Scott Logan (pictured left), Mitch’s director of personal lines service, has been with the brokerage since 2015 and has worked in the insurance industry at large for over three decades.
“I started out selling just life insurance and then added home and auto license to that work independently. I then joined a few brokerages over my lifetime, before meeting Adam Mitchell in 2014,” Logan said.
“At the time, he had quite a unique problem with acquiring all these leads of potential clients who wanted a quote but did not have a sales team to reach out to them. I joined Adam and have been working with him ever since.”
Meanwhile, Andrew Duncan (pictured), the company’s newest director of sales and lead generation, has had more of a fragmented history with Mitch Insurance.
“I started getting into the industry doing lead generation for brokerages and Adam was one of my clients,” Duncan said. “Prior to that I had experience working in different call centres doing telephone sales, working both as an agent and as a sales coach helping teams improve their conversion rates and building up their sales experience.”
Duncan worked with Mitchell from 2016-2018 and has now returned to work for the team once again and refine the customer experience.
In an interview with Insurance Business, Duncan and Logan spoke about how they plan to help elevate Mitch Insurance’s business, what client retention means for a brokerage right now and what market trends they are keeping an eye on.
By re-joining Mitch Insurance, Duncan’s immediate priorities will involve broadening and diversifying the brokerage’s lead generation channels along with expanding its sales team.
“There’s a few strategic partnerships that we’re exploring with the other businesses where insurance would be relevant for their customers and how we can help provide great coverage solutions for their customers as well,” he said.
“We’re also expanding the different types of digital marketing campaigns that we’re doing, going beyond Google search ads for our sales team.”
Meanwhile, Logan’s focus areas include reimagining the customer journey, setting new service standards, and increasing client retention.
“We want to make it as easy as possible for the clients to work with us,” he said.
“That might include advancing online chat, SMS, telephone communication, whatever mode that they prefer to reach us, we want to be able to accommodate that.”
Client retention is an extremely important business move according to Logan, since the cost to acquire new business is steadily increasing.
To keep satisfaction high, the team at Mitch is looking to decrease call waiting times and enhance its self-serve options.
“I think one of the most important aspects of client retention is always being there for a customer when they need you,” Logan said.

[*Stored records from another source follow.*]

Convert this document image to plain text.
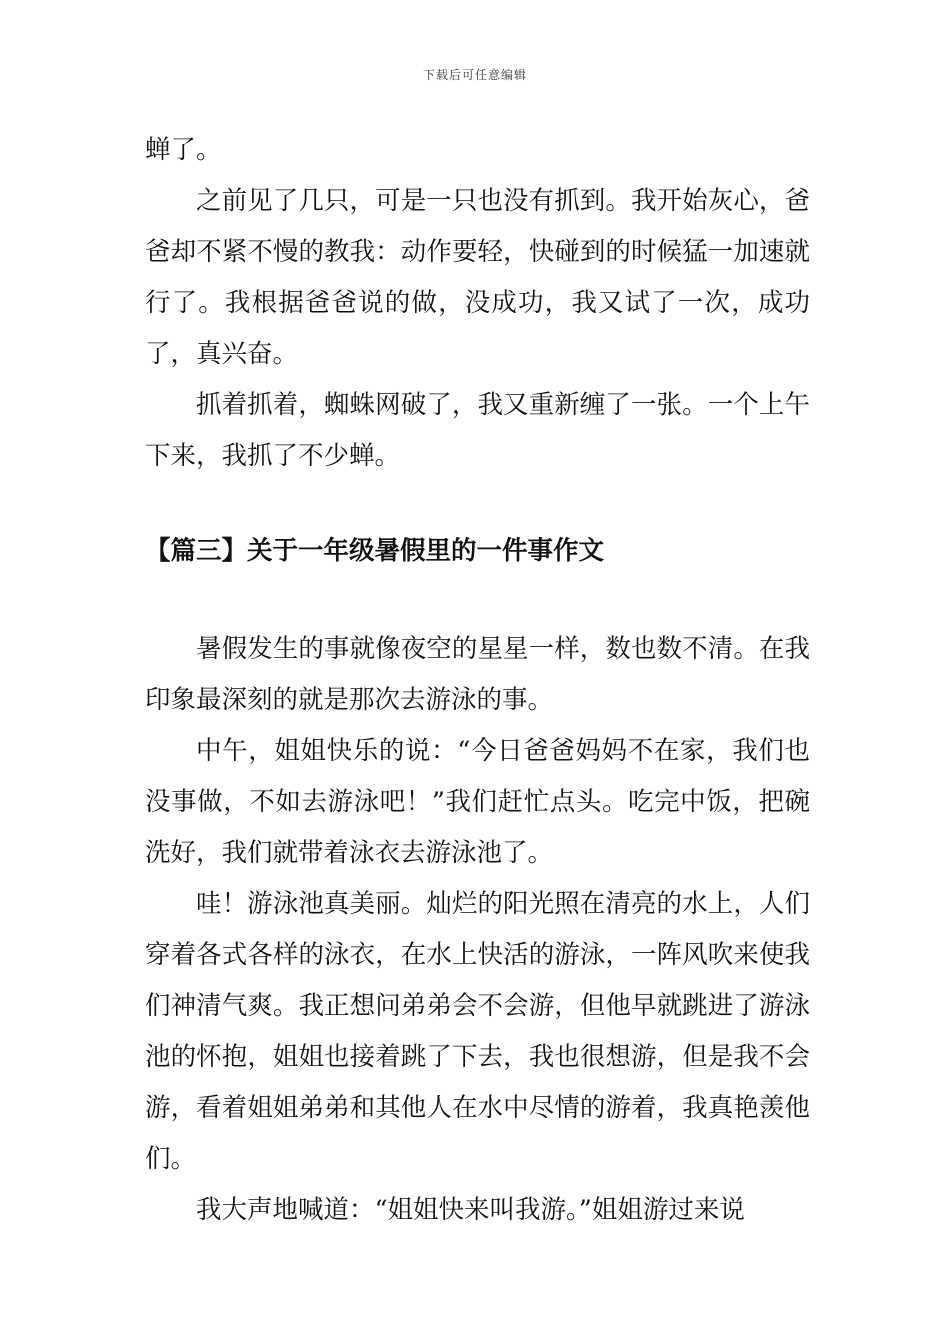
下载后可任意编辑

蝉了。

之前见了几只，可是一只也没有抓到。我开始灰心，爸爸却不紧不慢的教我：动作要轻，快碰到的时候猛一加速就行了。我根据爸爸说的做，没成功，我又试了一次，成功了，真兴奋。

抓着抓着，蜘蛛网破了，我又重新缠了一张。一个上午下来，我抓了不少蝉。

【篇三】关于一年级暑假里的一件事作文

暑假发生的事就像夜空的星星一样，数也数不清。在我印象最深刻的就是那次去游泳的事。

中午，姐姐快乐的说：“今日爸爸妈妈不在家，我们也没事做，不如去游泳吧！”我们赶忙点头。吃完中饭，把碗洗好，我们就带着泳衣去游泳池了。

哇！游泳池真美丽。灿烂的阳光照在清亮的水上，人们穿着各式各样的泳衣，在水上快活的游泳，一阵风吹来使我们神清气爽。我正想问弟弟会不会游，但他早就跳进了游泳池的怀抱，姐姐也接着跳了下去，我也很想游，但是我不会游，看着姐姐弟弟和其他人在水中尽情的游着，我真艳羡他们。

我大声地喊道：“姐姐快来叫我游。”姐姐游过来说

“The customer wants to be able to fully experience the value a brokerage offers, especially with more unique types of coverage, such as right-hand drive coverage, which not many brokers have experience selling like we can.”
For Duncan, working in a brokerage means providing an essential service to customers that can be tailored to their needs, especially as clients want more personalized interactions.
“One of the advantages of dealing with the broker though, is we’re able to match people with the company that’s the right fit for them at that particular point in time,” he said.
“It gives our customers a little bit of isolation from a hard market or rampant rate increases because a good broker can use its resources to find those options for them.”
With the constraints of a hard market and consistently rising rates due to inflation and other social/economic concerns, Duncan is witnessing many customers feeling anxious about their coverage options.
“On the new business side, we do hear a fair bit of price sensitivity and anxiety around the cost of insurance going up, with customers noticing how their existing providers have given them a big increase that they weren’t expecting,” he said.
“This is leading to many looking for new options to find a product that fits within their budget, and that can be distressing.”
As a result, Duncan believes that the onus is on brokerages and their employees to expand their business connections, especially by forming partnerships with various carriers, to be able to provide multiple solutions to these pricing woes.
“You never want to leave a customer feeling stuck,” he said.
On the flip side, there are existing customers who will notice these increases and have many questions, and this is the opportunity for empathetic brokers to allow their industry knowledge to become actionable.
“It’s important to be able to explain these things in a way that makes sense to the customer,” Logan said.
“With relationship building, especially in insurance, clear and concise communication is key. Education is the best thing a broker can offer to clients who mostly do not understand how insurance works.”